Inspiring Older Readers

posted on 09 Oct 2024

England Made Me by Graham Greene

This is, I suspect, one of Greene’s lesser known (and less read?) novels – originally published in 1935 and, as if to acknowledge its comparative obscurity, republished in 1953 as The Shipwrecked (although the original title has since returned to bookshelves).

The focus of the book is Anthony (Tony) Farrant – self-confident, handsome and a womaniser, he’s an inveterate chancer/petty criminal who has been steadily running out of places in the world he can go without being drummed out of every job, club or social grouping he tries to enter.

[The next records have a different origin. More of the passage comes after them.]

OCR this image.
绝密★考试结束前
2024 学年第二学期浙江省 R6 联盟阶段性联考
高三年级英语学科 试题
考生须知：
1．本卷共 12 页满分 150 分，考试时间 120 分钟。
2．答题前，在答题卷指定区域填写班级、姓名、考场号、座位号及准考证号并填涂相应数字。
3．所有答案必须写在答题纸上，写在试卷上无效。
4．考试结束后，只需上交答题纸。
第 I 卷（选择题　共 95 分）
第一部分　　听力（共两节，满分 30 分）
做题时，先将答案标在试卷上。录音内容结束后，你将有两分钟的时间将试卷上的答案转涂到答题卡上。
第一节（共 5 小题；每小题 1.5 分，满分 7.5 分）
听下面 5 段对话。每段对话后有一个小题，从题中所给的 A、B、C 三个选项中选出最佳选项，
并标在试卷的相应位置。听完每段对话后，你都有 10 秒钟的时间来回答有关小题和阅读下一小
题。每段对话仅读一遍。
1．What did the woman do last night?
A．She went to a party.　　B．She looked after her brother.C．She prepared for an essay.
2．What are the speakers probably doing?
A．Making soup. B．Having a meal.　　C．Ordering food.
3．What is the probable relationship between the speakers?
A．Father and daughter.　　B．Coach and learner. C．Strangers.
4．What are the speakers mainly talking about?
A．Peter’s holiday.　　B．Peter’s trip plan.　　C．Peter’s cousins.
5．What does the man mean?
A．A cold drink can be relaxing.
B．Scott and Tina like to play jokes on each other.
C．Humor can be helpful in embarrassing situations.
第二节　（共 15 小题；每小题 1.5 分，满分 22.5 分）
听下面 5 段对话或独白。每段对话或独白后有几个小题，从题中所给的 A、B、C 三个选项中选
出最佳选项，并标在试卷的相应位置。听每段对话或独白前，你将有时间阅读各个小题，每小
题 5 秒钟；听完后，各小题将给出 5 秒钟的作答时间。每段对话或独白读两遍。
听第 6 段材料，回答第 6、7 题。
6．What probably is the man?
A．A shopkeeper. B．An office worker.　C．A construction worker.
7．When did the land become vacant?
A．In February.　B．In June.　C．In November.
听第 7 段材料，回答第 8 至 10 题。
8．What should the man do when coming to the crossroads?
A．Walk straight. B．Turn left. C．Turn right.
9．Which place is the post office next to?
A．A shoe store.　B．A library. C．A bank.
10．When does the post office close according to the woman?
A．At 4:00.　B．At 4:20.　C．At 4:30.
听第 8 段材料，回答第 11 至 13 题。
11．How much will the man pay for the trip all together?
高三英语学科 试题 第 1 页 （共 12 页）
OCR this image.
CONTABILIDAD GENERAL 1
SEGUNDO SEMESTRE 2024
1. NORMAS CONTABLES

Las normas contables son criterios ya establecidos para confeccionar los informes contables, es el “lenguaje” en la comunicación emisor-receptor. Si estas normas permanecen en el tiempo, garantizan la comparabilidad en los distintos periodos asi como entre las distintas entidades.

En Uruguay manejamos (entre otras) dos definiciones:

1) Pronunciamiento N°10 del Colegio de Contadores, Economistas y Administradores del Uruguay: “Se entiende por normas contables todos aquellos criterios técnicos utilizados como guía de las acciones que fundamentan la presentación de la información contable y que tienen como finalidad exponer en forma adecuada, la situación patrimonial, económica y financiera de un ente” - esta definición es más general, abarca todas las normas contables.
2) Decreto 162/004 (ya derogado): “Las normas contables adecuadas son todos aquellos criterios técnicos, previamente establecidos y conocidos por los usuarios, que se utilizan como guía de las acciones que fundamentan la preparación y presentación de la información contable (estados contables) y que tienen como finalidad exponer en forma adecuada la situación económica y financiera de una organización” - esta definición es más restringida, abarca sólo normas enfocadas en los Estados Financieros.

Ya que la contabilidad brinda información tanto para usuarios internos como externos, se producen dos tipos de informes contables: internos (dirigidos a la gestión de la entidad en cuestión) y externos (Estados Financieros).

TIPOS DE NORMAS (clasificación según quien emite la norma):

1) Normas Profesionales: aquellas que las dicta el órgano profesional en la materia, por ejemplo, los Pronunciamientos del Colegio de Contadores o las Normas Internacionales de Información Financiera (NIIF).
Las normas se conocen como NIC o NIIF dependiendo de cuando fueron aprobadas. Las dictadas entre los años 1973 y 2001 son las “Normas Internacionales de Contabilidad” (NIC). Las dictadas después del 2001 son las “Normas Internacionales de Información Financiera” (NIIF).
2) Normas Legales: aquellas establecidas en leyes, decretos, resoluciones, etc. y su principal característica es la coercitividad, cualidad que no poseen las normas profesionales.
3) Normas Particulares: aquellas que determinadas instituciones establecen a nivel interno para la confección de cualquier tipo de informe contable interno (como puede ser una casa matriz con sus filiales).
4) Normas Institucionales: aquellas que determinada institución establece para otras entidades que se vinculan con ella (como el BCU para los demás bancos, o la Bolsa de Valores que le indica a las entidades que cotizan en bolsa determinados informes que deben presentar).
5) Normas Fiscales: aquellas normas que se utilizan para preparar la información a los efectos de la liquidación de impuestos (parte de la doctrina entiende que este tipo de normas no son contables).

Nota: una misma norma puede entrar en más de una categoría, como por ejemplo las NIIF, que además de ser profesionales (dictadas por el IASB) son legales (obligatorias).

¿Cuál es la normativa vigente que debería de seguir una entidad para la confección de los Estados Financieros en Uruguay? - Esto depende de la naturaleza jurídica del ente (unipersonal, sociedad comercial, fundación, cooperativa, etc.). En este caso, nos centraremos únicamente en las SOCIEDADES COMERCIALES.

Farrant is one of a pair of twins and he’s back in London to meet up again with his sister, Kate. Kate, despite not having seen her brother for a long time, feels deeply protective of him and has set up this meeting in order to persuade Tony to go back with her to Sweden, where she has become the close companion of the slightly mysterious but coldly calculating financier, Erik Krogh. He, Kate asserts, will find Farrant a suitable vacancy in his company.

Tony is initially reluctant to go because he’s self-aware enough to know that his only skills are essentially shady ones. But, confronted by the fact that all his other roads are closed to him, he consents to give his sister’s plan a shot.

Farrant discovers Krogh is big news in Stockholm and wherever he goes and whatever he does is a story that can be sold. As a result, a freelance journalist, Minty, has attached himself to the financier and lives by selling stories about him to the newspapers – and Tony immediately spots and opportunity to make some money by cultivating a relationship with the journalist.

And, true to kind, Farrant also strikes up a relationship with a young British woman tourist, visiting from Coventry, to who he spins more of his usual fantasies and drags her into a dependent relationship. 

Eventually, Kate engineers a meeting between Tony and Krogh and an odd chemistry seems to take place and the ice-cold Krogh warms to Farrant and ends up offering him a job as his bodyguard. This – inevitably – gives Tony privileged access to what’s going on in the financier’s empire and it’s not a pretty story. Krogh, it turns out, is also a fraudster, albeit on a bigger scale than Tony.

As we’ve come to expect, Tony is going to betray both Kate and Krogh. However, this time it’s a deadly betrayal because you don’t mess with the likes of Krogh without consequences. Ultimately, Tony will disappear only for his body to turn up in the harbour, a sad victim of an ‘accidental’ drowning.

And there’s nothing more Kate can do for him but to honour his spirit by moving on to find something new.

A climate of damp fog pervades England Made Me and a sort of physical grubbiness that mirrors the moral grubbiness is all embracing. The book is quite slight as a story but the portraits of individuals make it well worth reading. Krogh, Minty and Tony Farrant all come off the page as fully-rounded characters who are wrapped-up in a minor tragedy that is feted to end as it does.

Greeneland (as one of our previous contributors has written about it) is peopled by the morally corrupt or ambiguous and this early outing – it was Greene’s fourth published novel – sets something of a template for what comes along later.

Paperbacks are not hard to find – cheaply – but hardbacks are more difficult to come across and the cost of first editions will curl your hair.